What are the early warning signs of ovarian cancer? This is a very difficult question to answer, because
while there are symptoms in the beginning stages of the disease, they tend to be so mild that both the woman
herself and her doctors may not think the symptoms are indicative of ovarian cancer. This is particularly the
case if the woman doesn't have ovarian cancer in her family's history. Yet, it's still helpful if women are at
least aware of the most common signs of ovarian cancer. By knowing what the symptoms are, she may not discredit
the possibility of ovarian cancer, especially if they get worse in a relatively short period of time. This
article will help women obtain this knowledge by explaining in detail the two main warning signs: abdominal
pain and urinary incontinence.
The first sign of ovarian cancer that you should look out for is abdominal pain. This is due to the ovarian
tumors attacking the abdomen, resulting in fluid build-up that puts pressure on the nerves. Yet, the pain may
not feel much different than what a woman gets if she has a tummy ache or even bad gas. So, the key is going to
be how long the abdominal pain lasts. Tummy aches and gas usually don't last too long, especially when the
source of what is causing the problem gets taken care of. The abdominal pain will be chronic and worsen over
time. In the latter stages of ovarian cancer, the pain will be accompanied with abdominal girth and digestive
Urinary incontinence is also a very common symptom of ovarian cancer. This is when a woman has an abnormal
urge to urinate more than normal. When she does go to the bathroom, she may or may not actually urinate.
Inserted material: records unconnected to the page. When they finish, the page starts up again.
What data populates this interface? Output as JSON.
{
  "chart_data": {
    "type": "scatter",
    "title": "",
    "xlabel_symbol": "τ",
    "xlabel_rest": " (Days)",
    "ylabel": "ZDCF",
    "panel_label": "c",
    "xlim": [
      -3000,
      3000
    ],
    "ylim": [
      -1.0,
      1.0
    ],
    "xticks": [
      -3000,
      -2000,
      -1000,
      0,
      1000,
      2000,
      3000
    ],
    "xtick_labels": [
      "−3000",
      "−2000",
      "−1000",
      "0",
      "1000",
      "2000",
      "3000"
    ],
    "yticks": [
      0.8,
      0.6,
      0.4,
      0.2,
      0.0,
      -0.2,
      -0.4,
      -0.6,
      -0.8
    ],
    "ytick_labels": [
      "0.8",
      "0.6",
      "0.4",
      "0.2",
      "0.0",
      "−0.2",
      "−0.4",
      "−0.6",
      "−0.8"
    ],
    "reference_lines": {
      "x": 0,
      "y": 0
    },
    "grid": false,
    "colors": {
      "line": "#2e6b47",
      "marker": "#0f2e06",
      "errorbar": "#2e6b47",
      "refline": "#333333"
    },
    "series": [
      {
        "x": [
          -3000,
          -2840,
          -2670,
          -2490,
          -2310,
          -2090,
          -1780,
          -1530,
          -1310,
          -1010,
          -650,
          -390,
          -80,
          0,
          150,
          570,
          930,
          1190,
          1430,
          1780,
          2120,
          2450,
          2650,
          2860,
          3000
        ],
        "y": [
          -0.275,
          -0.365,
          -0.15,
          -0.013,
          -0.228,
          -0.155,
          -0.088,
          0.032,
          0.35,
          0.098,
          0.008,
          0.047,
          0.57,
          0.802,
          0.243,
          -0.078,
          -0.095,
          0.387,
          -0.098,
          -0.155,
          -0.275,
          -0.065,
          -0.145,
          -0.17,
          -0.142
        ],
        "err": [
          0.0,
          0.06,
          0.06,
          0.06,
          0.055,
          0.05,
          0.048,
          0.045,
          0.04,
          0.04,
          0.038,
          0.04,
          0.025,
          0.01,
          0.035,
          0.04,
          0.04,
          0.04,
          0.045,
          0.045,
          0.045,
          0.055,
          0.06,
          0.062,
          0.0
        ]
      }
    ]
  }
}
Sometimes a woman may even leak urine even if she has gone to the bathroom. Now, incontinence is a much more
significant than abdominal pain, so it may prompt a woman to seek at least a check-up. However, even the
gynecologist may not realise what the problem is. This is because urinary incontinence can be a symptom of
other diseases, some of which aren't even serious. An example is a urinary tract infection, a condition that
can easily be treated with antibiotics. Yet, if the urinary tract infection is really indicative of ovarian
cancer, antibiotics will not get it to go away.
So, what does a woman do if she exhibits any of the early warning signs of ovarian cancer? She needs to go
to the doctor and let them know she has concerns over whether or not her symptoms are a result of the
condition. The doctor will evaluate whether or not she is at high risk for the disease. If she is the doctor
will probably suggest ovarian cancer screening. If she isn't the doctor will probably wait to see if the
symptoms progress before suggesting any official screening. The reason this is the case is because women who
are not at high risk for ovarian cancer tend to get misdiagnosed when they get ovarian cancer screening.
Doctors want to avoid the possibility of a woman getting unnecessary ovarian cancer treatment.